I expect partisan media outlets to be partisan. But it’s one thing to be overly skeptical of the claims being made by one’s opponents and overly deferential to those made by those on your team; it’s quite another to simply ignore the facts on the ground.

The deeper problem here is that many of these outlets and writers don’t accept that the “facts on the ground” are the real facts, and so replace them with “facts” that are consistent with the party line or the ideological boundaries being enforced. In this other reality, Hagel wasn’t a mostly conventional internationalist with a few mild dissents on a handful of foreign policy issues and an increased and healthy post-Iraq skepticism about the dangers of military action. In the other reality, he was supposedly a vicious “anti-Israel” enabler of Iran and terrorist groups. Maybe some of the people promoting and repeating this nonsense knew that they were lying to their readers, but I suspect that many of them really believe these things to be true. Almost all of the anti-Hagel campaign was the work of propagandists that believed their own propaganda. As I said before, no one could take seriously the “Friends of Hamas” lie unless they had already swallowed a great many other lies about Hagel and what he believes. These other lies were and are routinely repeated by movement conservatives as if they were true, and presumably they will continue to be repeated in the years to come. It was these lies that led anti-Hagel movement conservatives to misunderstand what Hagel’s confirmation meant even when after recognized that it was not going to be stopped. Hagel’s opponents in conservative media weren’t just misinforming their readers. They were immersing themselves in misinformation and congratulating themselves on their keen insights into reality.

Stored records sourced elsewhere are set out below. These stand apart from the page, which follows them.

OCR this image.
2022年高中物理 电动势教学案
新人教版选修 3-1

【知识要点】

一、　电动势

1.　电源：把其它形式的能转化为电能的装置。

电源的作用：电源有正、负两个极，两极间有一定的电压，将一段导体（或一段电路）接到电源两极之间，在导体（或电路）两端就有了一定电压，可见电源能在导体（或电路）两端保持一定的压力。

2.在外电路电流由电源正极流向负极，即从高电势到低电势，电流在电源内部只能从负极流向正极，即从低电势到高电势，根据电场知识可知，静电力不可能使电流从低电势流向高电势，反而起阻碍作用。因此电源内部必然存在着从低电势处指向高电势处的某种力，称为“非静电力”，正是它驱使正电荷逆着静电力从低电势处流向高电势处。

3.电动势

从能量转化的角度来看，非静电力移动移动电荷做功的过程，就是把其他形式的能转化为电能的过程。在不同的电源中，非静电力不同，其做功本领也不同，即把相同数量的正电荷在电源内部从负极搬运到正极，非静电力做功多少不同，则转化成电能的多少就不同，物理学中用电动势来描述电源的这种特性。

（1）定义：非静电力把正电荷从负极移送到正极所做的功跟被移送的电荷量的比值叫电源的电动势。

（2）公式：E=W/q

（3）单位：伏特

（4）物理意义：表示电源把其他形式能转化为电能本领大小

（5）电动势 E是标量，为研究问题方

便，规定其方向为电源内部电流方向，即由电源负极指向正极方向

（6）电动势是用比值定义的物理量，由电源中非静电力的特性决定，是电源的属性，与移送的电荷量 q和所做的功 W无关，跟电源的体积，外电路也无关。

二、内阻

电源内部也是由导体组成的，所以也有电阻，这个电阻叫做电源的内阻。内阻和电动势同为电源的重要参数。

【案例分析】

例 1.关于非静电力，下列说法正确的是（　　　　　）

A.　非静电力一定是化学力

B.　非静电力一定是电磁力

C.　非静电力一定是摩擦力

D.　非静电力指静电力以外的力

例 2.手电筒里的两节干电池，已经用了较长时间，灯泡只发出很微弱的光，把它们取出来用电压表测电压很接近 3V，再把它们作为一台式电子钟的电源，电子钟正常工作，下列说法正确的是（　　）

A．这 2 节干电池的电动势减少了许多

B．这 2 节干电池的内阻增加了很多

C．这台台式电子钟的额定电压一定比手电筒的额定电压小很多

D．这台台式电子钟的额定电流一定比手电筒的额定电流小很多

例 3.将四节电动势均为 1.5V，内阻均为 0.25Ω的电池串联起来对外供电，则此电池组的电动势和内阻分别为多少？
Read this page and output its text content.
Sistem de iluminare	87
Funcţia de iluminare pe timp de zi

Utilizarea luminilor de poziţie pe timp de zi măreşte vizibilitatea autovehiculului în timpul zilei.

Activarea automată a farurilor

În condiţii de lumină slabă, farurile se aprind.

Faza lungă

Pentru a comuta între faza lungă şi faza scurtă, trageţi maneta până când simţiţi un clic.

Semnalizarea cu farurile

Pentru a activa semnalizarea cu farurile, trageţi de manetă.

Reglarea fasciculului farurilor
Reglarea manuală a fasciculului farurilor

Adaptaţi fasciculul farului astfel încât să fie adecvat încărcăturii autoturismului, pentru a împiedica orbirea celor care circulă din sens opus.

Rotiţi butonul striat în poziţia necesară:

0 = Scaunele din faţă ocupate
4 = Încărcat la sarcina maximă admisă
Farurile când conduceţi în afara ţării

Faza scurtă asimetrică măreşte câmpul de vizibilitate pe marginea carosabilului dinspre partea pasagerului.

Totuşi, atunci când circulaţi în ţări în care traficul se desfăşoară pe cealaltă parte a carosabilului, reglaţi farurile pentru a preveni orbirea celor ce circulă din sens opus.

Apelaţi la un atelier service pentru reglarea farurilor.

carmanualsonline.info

Movement conservatism’s misinformation problem doesn’t just come from sloppy reporting or a refusal to acknowledge inconvenient evidence, though these contribute to it, but mostly from relying on extremely bad assumptions on matters of policy. Opponents frequently described Hagel’s foreign policy views as being “to the left” of Obama’s, which is so inaccurate as to be absurd, but opponents accepted it as a mere observation. They started from the completely wrong assumption that Hagel is “hostile” to Israel when he isn’t, for example, which meant that they had already distorted their understanding of what he believes and represents beyond repair. Once they accepted such nonsense as irrefutable “fact,” all other evidence that contradicted this “fact” could be set aside.